Feature Request: Qwen3-Omni-30B-A3B support
Prerequisites
- [x] I am running the latest code. Mention the version if possible as well.
- [x] I carefully followed the README.md.
- [x] I searched using keywords relevant to my issue to make sure that I am creating a new issue that is not already open (or closed).
- [x] I reviewed the Discussions, and have a new and useful enhancement to share.
Feature Description
Qwen has released three 30b a3b omni models: https://huggingface.co/Qwen/Qwen3-Omni-30B-A3B-Instruct https://huggingface.co/Qwen/Qwen3-Omni-30B-A3B-Thinking https://huggingface.co/Qwen/Qwen3-Omni-30B-A3B-Captioner
Motivation
new SOTA omni models
Possible Implementation
https://github.com/huggingface/transformers/pull/41025 https://github.com/huggingface/transformers/pull/41045
It seems to have been forgotten by the developers.

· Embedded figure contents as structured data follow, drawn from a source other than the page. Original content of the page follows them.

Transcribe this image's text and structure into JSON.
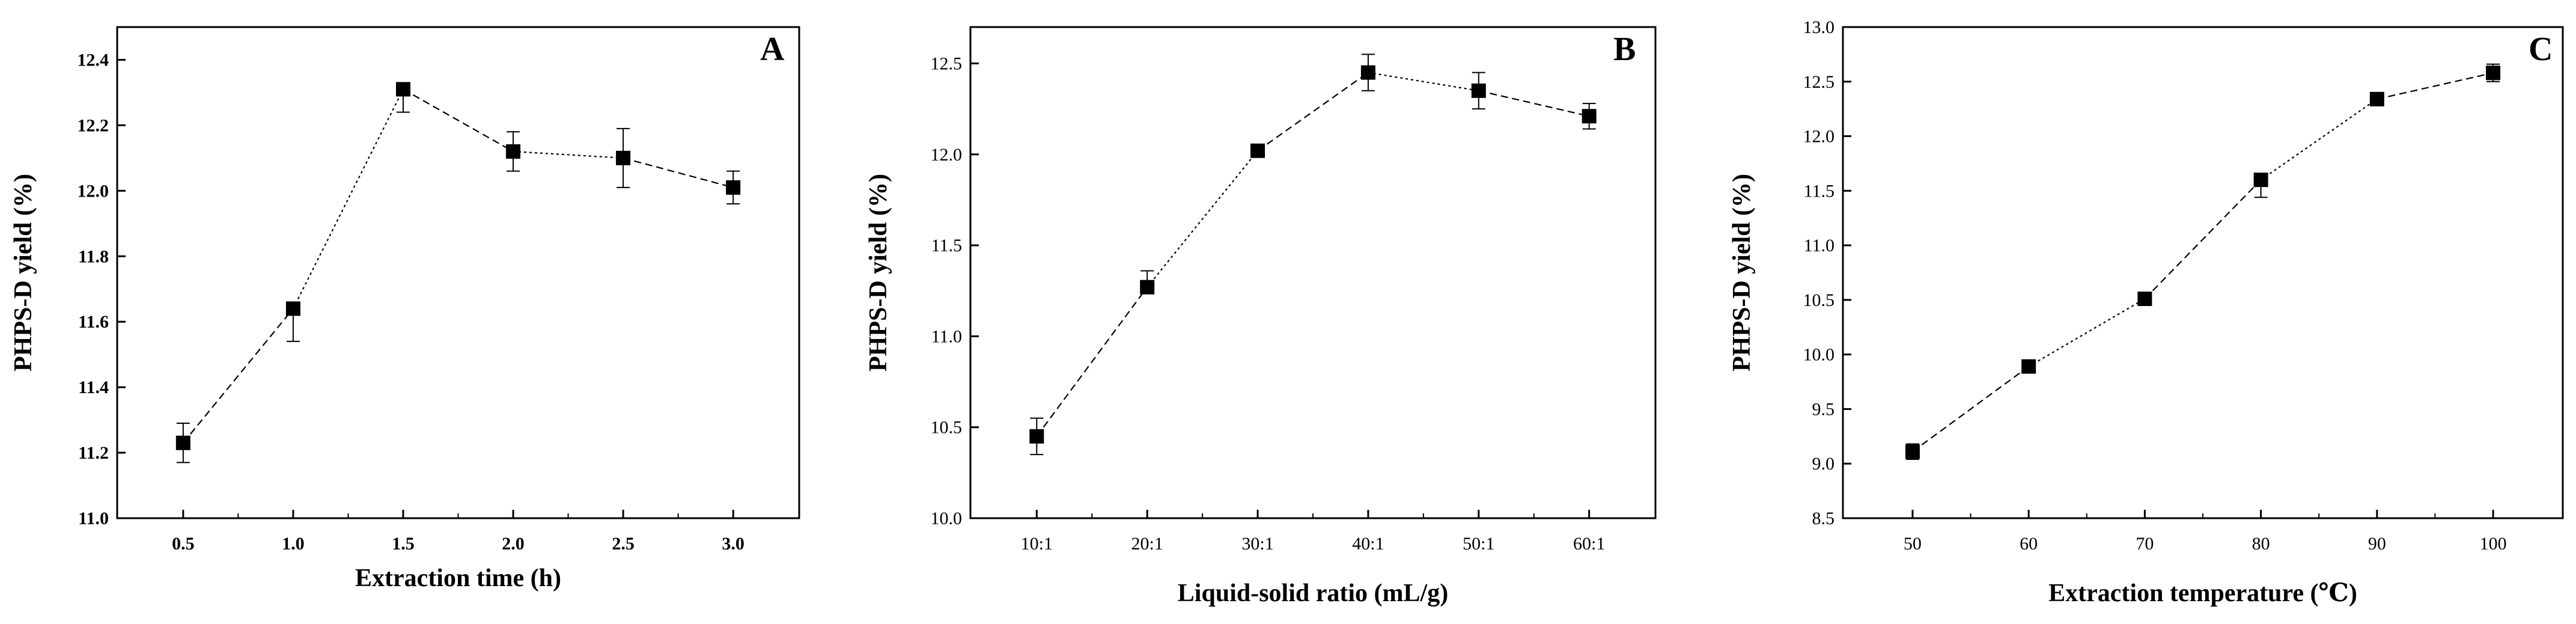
{
  "chart_data": [
    {
      "type": "line",
      "panel_label": "A",
      "xlabel": "Extraction time (h)",
      "ylabel": "PHPS-D yield (%)",
      "x_ticks": [
        "0.5",
        "1.0",
        "1.5",
        "2.0",
        "2.5",
        "3.0"
      ],
      "y_ticks": [
        "11.0",
        "11.2",
        "11.4",
        "11.6",
        "11.8",
        "12.0",
        "12.2",
        "12.4"
      ],
      "xlim": [
        0.2,
        3.3
      ],
      "ylim": [
        11.0,
        12.5
      ],
      "series": [
        {
          "x": [
            0.5,
            1.0,
            1.5,
            2.0,
            2.5,
            3.0
          ],
          "y": [
            11.23,
            11.64,
            12.31,
            12.12,
            12.1,
            12.01
          ],
          "err_low": [
            0.06,
            0.1,
            0.07,
            0.06,
            0.09,
            0.05
          ],
          "err_high": [
            0.06,
            0.01,
            0.01,
            0.06,
            0.09,
            0.05
          ]
        }
      ]
    },
    {
      "type": "line",
      "panel_label": "B",
      "xlabel": "Liquid-solid ratio (mL/g)",
      "ylabel": "PHPS-D yield (%)",
      "x_ticks": [
        "10:1",
        "20:1",
        "30:1",
        "40:1",
        "50:1",
        "60:1"
      ],
      "y_ticks": [
        "10.0",
        "10.5",
        "11.0",
        "11.5",
        "12.0",
        "12.5"
      ],
      "xlim": [
        0.4,
        6.6
      ],
      "ylim": [
        10.0,
        12.7
      ],
      "series": [
        {
          "x": [
            1,
            2,
            3,
            4,
            5,
            6
          ],
          "y": [
            10.45,
            11.27,
            12.02,
            12.45,
            12.35,
            12.21
          ],
          "err_low": [
            0.1,
            0.01,
            0.01,
            0.1,
            0.1,
            0.07
          ],
          "err_high": [
            0.1,
            0.09,
            0.01,
            0.1,
            0.1,
            0.07
          ]
        }
      ]
    },
    {
      "type": "line",
      "panel_label": "C",
      "xlabel": "Extraction temperature (℃)",
      "ylabel": "PHPS-D yield (%)",
      "x_ticks": [
        "50",
        "60",
        "70",
        "80",
        "90",
        "100"
      ],
      "y_ticks": [
        "8.5",
        "9.0",
        "9.5",
        "10.0",
        "10.5",
        "11.0",
        "11.5",
        "12.0",
        "12.5",
        "13.0"
      ],
      "xlim": [
        44,
        106
      ],
      "ylim": [
        8.5,
        13.0
      ],
      "series": [
        {
          "x": [
            50,
            60,
            70,
            80,
            90,
            100
          ],
          "y": [
            9.11,
            9.89,
            10.51,
            11.6,
            12.34,
            12.58
          ],
          "err_low": [
            0.07,
            0.01,
            0.01,
            0.16,
            0.06,
            0.08
          ],
          "err_high": [
            0.07,
            0.01,
            0.01,
            0.01,
            0.01,
            0.08
          ]
        }
      ]
    }
  ]
}
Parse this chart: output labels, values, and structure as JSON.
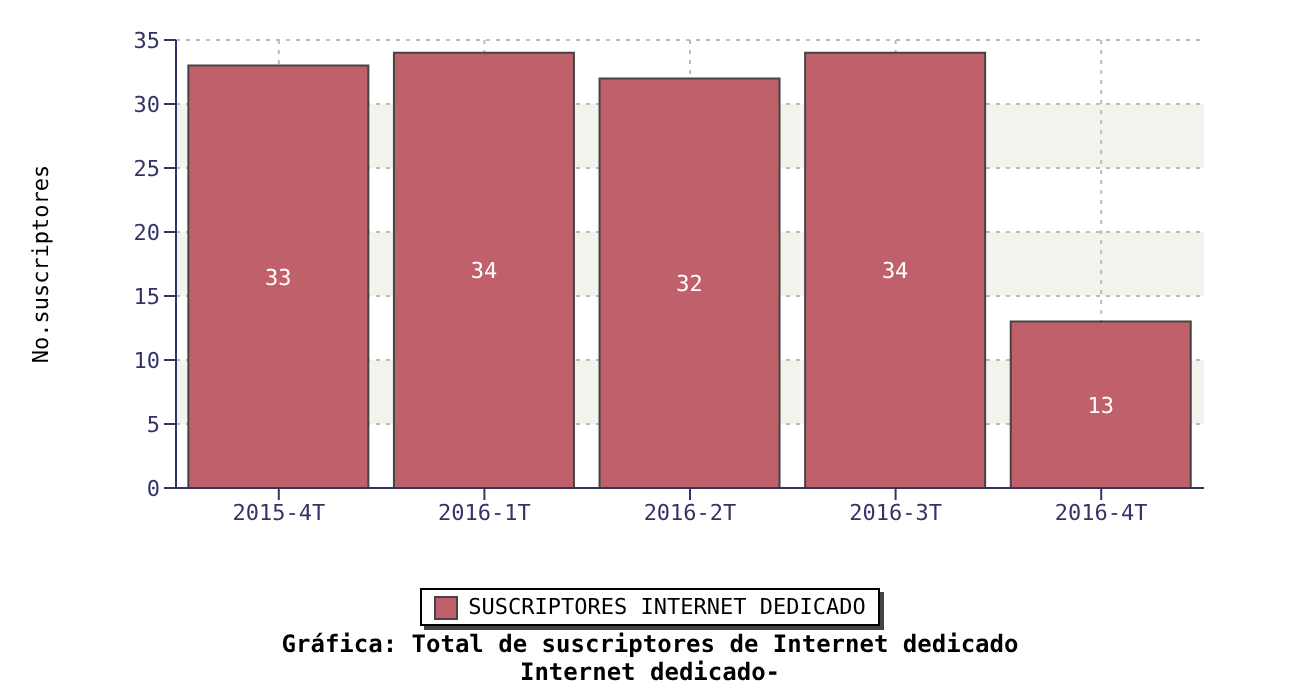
{
  "chart_data": {
    "type": "bar",
    "title": "Gráfica: Total de suscriptores de Internet dedicado",
    "subtitle": "Internet dedicado-",
    "ylabel": "No.suscriptores",
    "categories": [
      "2015-4T",
      "2016-1T",
      "2016-2T",
      "2016-3T",
      "2016-4T"
    ],
    "series": [
      {
        "name": "SUSCRIPTORES INTERNET DEDICADO",
        "color": "#c0606a",
        "values": [
          33,
          34,
          32,
          34,
          13
        ]
      }
    ],
    "ylim": [
      0,
      35
    ],
    "yticks": [
      0,
      5,
      10,
      15,
      20,
      25,
      30,
      35
    ],
    "grid": true,
    "legend": "bottom",
    "data_labels": true
  }
}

It seems to have been forgotten by the developers.
Not forgotten 🙂 audio is just more complex VL is prioritized first, so audio support will likely follow later.

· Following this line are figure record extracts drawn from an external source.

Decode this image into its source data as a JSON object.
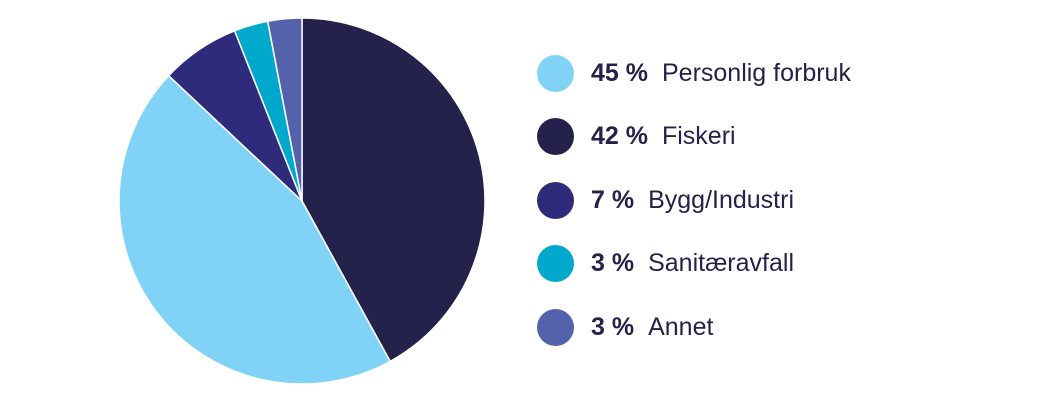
{
  "chart_data": {
    "type": "pie",
    "start": "top",
    "direction": "clockwise",
    "slices": [
      {
        "label": "Fiskeri",
        "pct_label": "42 %",
        "value": 42,
        "color": "#24224a"
      },
      {
        "label": "Personlig forbruk",
        "pct_label": "45 %",
        "value": 45,
        "color": "#80d3f6"
      },
      {
        "label": "Bygg/Industri",
        "pct_label": "7 %",
        "value": 7,
        "color": "#2e2c7a"
      },
      {
        "label": "Sanitæravfall",
        "pct_label": "3 %",
        "value": 3,
        "color": "#00a9cc"
      },
      {
        "label": "Annet",
        "pct_label": "3 %",
        "value": 3,
        "color": "#5462ac"
      }
    ],
    "legend_order": [
      1,
      0,
      2,
      3,
      4
    ],
    "legend_placement": "right"
  }
}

facing this issue ValueError: Unrecognized configuration class <class 'transformers.models.qwen3_omni_moe.configuration_qwen3_omni_moe.Qwen3OmniMoeConfig'> for this kind of AutoModel: AutoModelForCausalLM. Any help please
@HaithemH Qwen3-vl and Qwen3-Omni hasn't been supported by llama.cpp yet
It seems to have been forgotten by the developers.

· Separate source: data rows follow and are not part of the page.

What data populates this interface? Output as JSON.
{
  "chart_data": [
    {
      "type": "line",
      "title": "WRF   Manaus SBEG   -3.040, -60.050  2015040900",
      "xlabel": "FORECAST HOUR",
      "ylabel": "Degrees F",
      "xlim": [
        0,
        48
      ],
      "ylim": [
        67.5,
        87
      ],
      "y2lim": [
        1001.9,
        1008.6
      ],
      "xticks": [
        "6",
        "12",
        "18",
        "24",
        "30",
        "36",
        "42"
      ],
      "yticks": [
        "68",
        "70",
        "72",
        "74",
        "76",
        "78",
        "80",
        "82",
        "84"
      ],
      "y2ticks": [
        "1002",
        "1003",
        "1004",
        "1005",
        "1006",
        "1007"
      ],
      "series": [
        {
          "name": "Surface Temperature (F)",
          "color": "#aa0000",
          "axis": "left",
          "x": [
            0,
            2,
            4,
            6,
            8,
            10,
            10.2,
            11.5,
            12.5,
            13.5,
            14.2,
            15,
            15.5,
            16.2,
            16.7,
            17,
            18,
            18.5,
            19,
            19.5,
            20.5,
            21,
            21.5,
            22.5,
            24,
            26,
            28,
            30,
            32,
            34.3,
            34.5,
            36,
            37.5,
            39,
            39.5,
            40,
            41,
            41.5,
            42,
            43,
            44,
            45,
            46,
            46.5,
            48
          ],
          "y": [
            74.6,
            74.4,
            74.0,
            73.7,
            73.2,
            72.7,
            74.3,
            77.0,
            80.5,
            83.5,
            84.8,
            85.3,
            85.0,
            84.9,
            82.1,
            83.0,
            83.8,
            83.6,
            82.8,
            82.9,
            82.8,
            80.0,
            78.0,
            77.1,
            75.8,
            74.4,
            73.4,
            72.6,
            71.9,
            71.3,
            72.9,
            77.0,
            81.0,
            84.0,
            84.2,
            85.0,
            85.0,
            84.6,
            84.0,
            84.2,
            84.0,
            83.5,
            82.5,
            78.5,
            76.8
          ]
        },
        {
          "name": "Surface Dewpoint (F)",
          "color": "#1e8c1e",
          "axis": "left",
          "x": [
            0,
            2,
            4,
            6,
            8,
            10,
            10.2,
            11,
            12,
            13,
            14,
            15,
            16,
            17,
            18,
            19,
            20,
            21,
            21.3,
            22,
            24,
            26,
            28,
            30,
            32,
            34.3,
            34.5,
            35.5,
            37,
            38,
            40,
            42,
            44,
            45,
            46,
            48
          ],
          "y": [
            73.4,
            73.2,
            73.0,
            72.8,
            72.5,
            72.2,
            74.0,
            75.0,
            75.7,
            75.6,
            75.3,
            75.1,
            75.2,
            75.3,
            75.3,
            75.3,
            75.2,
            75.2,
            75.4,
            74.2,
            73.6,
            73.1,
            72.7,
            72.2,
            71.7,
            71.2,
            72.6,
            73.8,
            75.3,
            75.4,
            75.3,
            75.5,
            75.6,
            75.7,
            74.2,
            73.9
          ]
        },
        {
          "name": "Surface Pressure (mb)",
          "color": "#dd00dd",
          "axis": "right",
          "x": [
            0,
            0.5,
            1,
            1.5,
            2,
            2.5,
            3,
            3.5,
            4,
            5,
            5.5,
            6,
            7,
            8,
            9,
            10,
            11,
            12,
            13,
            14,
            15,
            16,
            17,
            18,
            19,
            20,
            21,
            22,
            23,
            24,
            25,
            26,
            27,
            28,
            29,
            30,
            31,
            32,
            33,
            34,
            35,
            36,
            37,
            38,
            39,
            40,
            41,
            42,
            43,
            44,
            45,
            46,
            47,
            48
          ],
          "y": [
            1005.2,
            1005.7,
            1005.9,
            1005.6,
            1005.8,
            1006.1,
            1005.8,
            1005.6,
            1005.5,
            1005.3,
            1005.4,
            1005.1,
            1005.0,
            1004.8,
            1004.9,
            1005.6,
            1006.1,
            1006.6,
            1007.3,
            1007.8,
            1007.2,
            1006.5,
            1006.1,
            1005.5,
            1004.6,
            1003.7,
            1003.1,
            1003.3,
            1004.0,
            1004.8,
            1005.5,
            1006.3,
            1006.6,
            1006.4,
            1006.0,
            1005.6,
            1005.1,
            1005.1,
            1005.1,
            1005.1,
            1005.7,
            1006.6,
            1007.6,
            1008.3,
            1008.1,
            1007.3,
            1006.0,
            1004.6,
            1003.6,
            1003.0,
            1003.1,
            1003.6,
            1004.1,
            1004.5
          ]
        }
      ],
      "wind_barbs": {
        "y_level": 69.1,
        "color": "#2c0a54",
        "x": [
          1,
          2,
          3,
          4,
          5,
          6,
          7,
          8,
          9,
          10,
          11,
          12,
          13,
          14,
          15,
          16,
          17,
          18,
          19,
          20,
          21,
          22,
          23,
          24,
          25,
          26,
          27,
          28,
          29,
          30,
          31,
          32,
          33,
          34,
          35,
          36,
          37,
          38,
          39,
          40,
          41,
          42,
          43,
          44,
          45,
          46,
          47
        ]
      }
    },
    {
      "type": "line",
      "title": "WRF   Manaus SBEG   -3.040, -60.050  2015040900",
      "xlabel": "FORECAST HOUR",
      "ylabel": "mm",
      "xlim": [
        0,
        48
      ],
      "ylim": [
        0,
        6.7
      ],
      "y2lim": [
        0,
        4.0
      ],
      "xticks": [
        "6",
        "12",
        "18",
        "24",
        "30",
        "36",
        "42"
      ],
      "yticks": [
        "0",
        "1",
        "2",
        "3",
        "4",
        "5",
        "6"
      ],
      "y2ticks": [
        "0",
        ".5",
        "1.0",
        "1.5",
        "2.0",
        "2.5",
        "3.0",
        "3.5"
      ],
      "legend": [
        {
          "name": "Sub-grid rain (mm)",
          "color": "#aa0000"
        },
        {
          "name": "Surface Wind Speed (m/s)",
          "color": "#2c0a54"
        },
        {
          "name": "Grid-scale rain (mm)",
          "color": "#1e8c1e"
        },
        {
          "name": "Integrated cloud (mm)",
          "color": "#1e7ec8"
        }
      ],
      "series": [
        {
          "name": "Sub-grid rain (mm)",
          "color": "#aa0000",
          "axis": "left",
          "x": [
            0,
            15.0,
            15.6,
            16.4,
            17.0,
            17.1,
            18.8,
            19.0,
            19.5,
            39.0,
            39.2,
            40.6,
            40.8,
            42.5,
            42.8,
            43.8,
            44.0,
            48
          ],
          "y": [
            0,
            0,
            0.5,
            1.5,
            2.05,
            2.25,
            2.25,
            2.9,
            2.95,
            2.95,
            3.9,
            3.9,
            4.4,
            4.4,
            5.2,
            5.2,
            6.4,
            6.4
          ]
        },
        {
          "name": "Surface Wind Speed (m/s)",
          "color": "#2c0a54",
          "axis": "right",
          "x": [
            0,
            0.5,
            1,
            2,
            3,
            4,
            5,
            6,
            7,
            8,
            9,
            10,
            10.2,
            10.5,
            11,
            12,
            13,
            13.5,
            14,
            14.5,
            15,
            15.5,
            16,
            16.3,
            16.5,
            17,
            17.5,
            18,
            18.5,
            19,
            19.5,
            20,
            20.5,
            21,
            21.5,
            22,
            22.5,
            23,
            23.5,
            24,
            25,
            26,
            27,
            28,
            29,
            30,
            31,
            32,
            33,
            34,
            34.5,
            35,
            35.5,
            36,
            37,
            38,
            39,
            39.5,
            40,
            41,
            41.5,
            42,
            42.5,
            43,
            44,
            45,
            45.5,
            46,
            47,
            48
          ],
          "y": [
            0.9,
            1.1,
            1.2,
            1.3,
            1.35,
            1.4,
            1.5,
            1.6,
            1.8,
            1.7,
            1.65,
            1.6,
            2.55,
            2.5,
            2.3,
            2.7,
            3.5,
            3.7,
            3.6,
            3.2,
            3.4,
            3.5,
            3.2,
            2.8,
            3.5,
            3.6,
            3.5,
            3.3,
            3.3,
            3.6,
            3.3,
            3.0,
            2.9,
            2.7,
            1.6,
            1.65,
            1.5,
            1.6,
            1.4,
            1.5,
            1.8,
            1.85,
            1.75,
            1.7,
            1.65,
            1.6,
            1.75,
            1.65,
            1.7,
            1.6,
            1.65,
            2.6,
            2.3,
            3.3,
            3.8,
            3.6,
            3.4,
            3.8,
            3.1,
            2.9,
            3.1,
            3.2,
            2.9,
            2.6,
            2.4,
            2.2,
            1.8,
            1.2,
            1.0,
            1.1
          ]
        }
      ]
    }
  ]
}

Not forgotten 🙂 audio is just more complex VL is prioritized first, so audio support will likely follow later.
Could you tell us the plan of supporting qwen3 omni?
same request
hope it
Yeah it seems like more and more omni modal models are getting released, it would be amazing if we had support for those in llama.cpp, though I know thats very complicated /:
Qwen3-VL has been supported now!
How about the plan of support Omni?
I'm curious about which one is more difficult to implement: Qwen3-Omni or Qwen3-Next?
hope this hasn’t been forgotten
We have mlx implementation now. https://github.com/Blaizzy/mlx-vlm/pull/598 Audio generation speed is acceptable as long as the input does not include images.
demo repo: https://github.com/hellopahe/joi
looking forward to audio generation